Ayer, pasadas las 14:00hs, nos dirigíamos al club náutico Los Reyunos, provincia de Mendoza. Después de una semana en el centro de San Rafael, decimos pasar lo que quedaba de nuestra estadía en un lugar tranquilo, alejado. Como estamos casi en Junio, somos los únicos turistas de la zona, lo cual disfruto, odio el tumulto de gente.
Para llegar al club teníamos que atravesar unos diez kilómetros de ripio, desolados, y sin señal, una vista hermosa, sin que nadie rompa los huevos por teléfono, y lo mejor, la señal nunca se recupera. Cuando llegamos, notamos la usencia de gente, las casas estaban vacías, los árboles pelados, junto al lago y las montañas, generaban un paisaje invernal, de cuentos.
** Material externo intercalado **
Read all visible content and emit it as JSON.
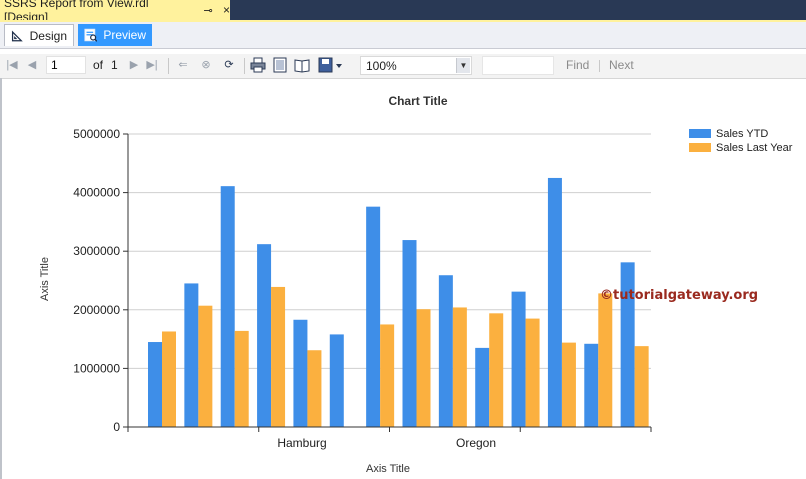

Nos fuimos adentrando cada vez más en el náutico. Miraba las casas inmensas e iguales, las farolas redondas coronaban todo el lugar. Dimos varias vueltas, rogando que el gps no se corte, y allí la vimos, a lo lejos, nuestra hermosa morada con vista al lago. Una mujer nos hacía señas para que estacionemos el auto, era la casera, estábamos solo los tres.
Nos bajamos, y unos grandes ojos azules toparon con los míos, seguidos de una sonrisa inmensa, diabólica. Mientras nos explicaba el funcionamiento de la casa, nos miraba, nerviosa, sin dejar de sonreír exageradamente. Me iba poniendo cada vez más incomoda, había algo en esa mujer que daba escalofríos. Era una sensación muy fuerte, una voz dentro mío me decía que toda su postura corporal era fingida, que había ensayado esa sonrisa, que su interior era opuesto a su exterior.
Nos enseñó el funcionamiento del calefón sonriendo, sin despegar la mirada. Luego del horno, la bomba de agua, el lugar donde estaban las sábanas, y así siguió, sonriendo. Sonriendo con ojos saltones, donde si te observabas bien, podías ver sesgo de locura.
No le dije nada a mi pareja, resalta mi tendencia a opinar de la gente, y no quería entrar en discusión, me lo guardé. Al rato, salimos a caminar, dimos una vuelta, el lugar es precioso, observamos la imensidad, y vimos a lo lejos una especie de casilla. Esta poseía una cruz, parecía abandonada, cerrada, en otro momento podría haber sido una capilla. Seguimos bajando, hasta la proveeduría, pero tuvimos que volver, por la poca cantidad de gente había cerrado. Vemos venir un Fiat Siena a toda velocidad, fue disminuyéndola a medida que se acercaba, y ahí la vemos, sonrisa escalofriante, ojos saltones. Manejaba sola, sonriendo exageradamente, dio vuelta la cara para mirarnos, pero no nos saludó, solamente giro.
No aguanté más, hable de la vibra que había sentido, de la sonrisa, al principió no me lo admitió, le gusta tener razón, así que seguimos caminando sin tocar el tema. Cuando volvimos, pasamos nuevamente por esa especie de capilla, donde se podía ver la luna atrás, hipnótica, hermosa, me paralicé ahí mismo. Estaba estacionado el Fiat Siena, no me daban los cálculos, lo habíamos visto en la entrada, era imposible que llegara hasta allá sin ser visto. Ahí gané, Eze me dio la razón por primera vez en su vida.

¿Era una bruja? ¿Una asesina en serie? ¿o a mi me gusta tanto el terror que me lo imagino en cualquier lado? Todas las opciones pueden ser correctas.
Esa misma noche, nos acostamos a dormir bajo la luna llena. Yo me desperté a las cinco de la mañana, después de una pesadilla terrible, donde una loca me corría por todos lados. Eze se despertó a las tres, luego de soñar que estaba en un ritual satánico.
Hoy, la luna esta todavía más llena, estamos solos en el club, o eso creemos, lo más probable es que ella también este, y tenga nuestra llave. ¿Seremos parte de un ritual? ¿De un asesinato? ¿O nos volvemos a Buenos Aires tranquilos?

Con verla en la ventana espiándonos y asustarme un poco ya estoy conforme, me gusta pensar que mis teorías son verdad.